Second quarter asset flows seemed to support increased levels of market fear and concerns over the implications of higher-than-expected inflation. With credit spreads widening to levels not seen since 2012 and the worst half-year performance in the S&P 500 in 50 years, both the credit and stock markets looked to be signaling a recession. Estimates for second-half of 2022 economic growth have been lowered as evidence points to the stress of greater inflation and higher interest rates.
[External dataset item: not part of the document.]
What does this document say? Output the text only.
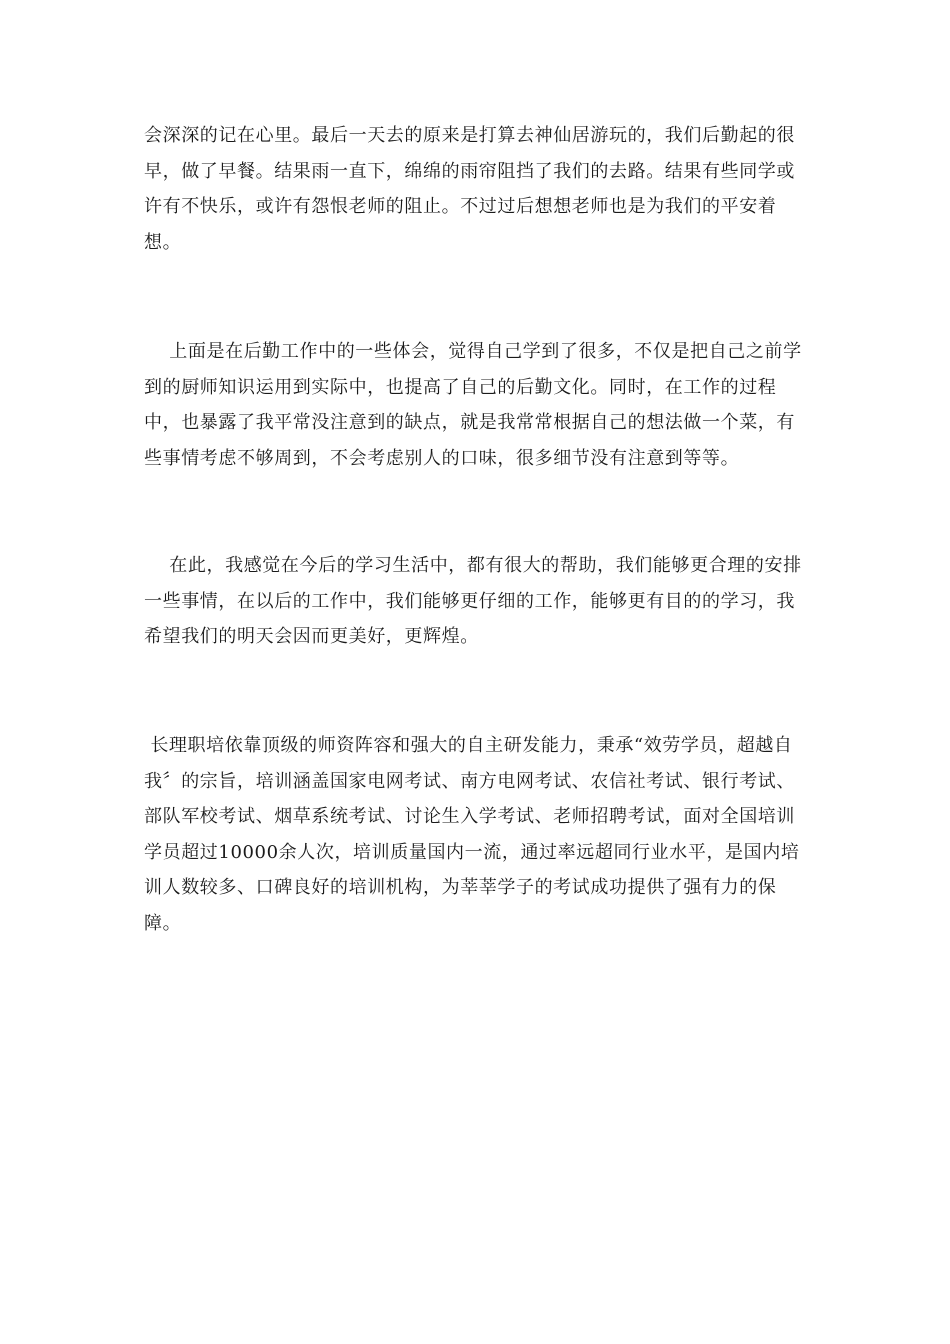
会深深的记在心里。最后一天去的原来是打算去神仙居游玩的，我们后勤起的很早，做了早餐。结果雨一直下，绵绵的雨帘阻挡了我们的去路。结果有些同学或许有不快乐，或许有怨恨老师的阻止。不过过后想想老师也是为我们的平安着想。

上面是在后勤工作中的一些体会，觉得自己学到了很多，不仅是把自己之前学到的厨师知识运用到实际中，也提高了自己的后勤文化。同时，在工作的过程中，也暴露了我平常没注意到的缺点，就是我常常根据自己的想法做一个菜，有些事情考虑不够周到，不会考虑别人的口味，很多细节没有注意到等等。

在此，我感觉在今后的学习生活中，都有很大的帮助，我们能够更合理的安排一些事情，在以后的工作中，我们能够更仔细的工作，能够更有目的的学习，我希望我们的明天会因而更美好，更辉煌。

长理职培依靠顶级的师资阵容和强大的自主研发能力，秉承“效劳学员，超越自我〞的宗旨，培训涵盖国家电网考试、南方电网考试、农信社考试、银行考试、部队军校考试、烟草系统考试、讨论生入学考试、老师招聘考试，面对全国培训学员超过10000余人次，培训质量国内一流，通过率远超同行业水平，是国内培训人数较多、口碑良好的培训机构，为莘莘学子的考试成功提供了强有力的保障。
CCM’s base case scenario expects gross domestic product growth to be between 0.5% to 1.0% at year end.
Looking ahead to the remainder of 2022, we believe volatility across markets may remain high for the following reasons (among others):
- Inflation and rising rates. These longer-term issues will widely depend on the Fed’s path of raising the fed funds and the speed of quantitative tightening.
- Geopolitical risk. The war in Ukraine and its effects on commodity prices, supply chains, and defense spending could have major long-term ramifications for asset levels.
- China. The country’s major internal property markets issues could put stress on its banking sector and overall growth. Further, the FBI and MI5 recently issued a joint statement on the threat China poses to U.S. and U.K. interests. This statement coupled with the ever-growing tensions in Hong Kong only increases the chances of potential conflict, therefore, heightening financial market risk.
- U.S. mid-term elections in November. The balance of power between Democrats and Republicans in the Senate and House is at stake. If Republicans maintain majority of one, which we believe is likely, it will inhibit the Democrats’ ability to pass legislation for the next two years. If this proves wrong, it could add to further market volatility with looming tax hikes and public spending.
While it has been a trying start to 2022, CCM is positioned accordingly and looks forward to seeking relative opportunities during the second half of 2022.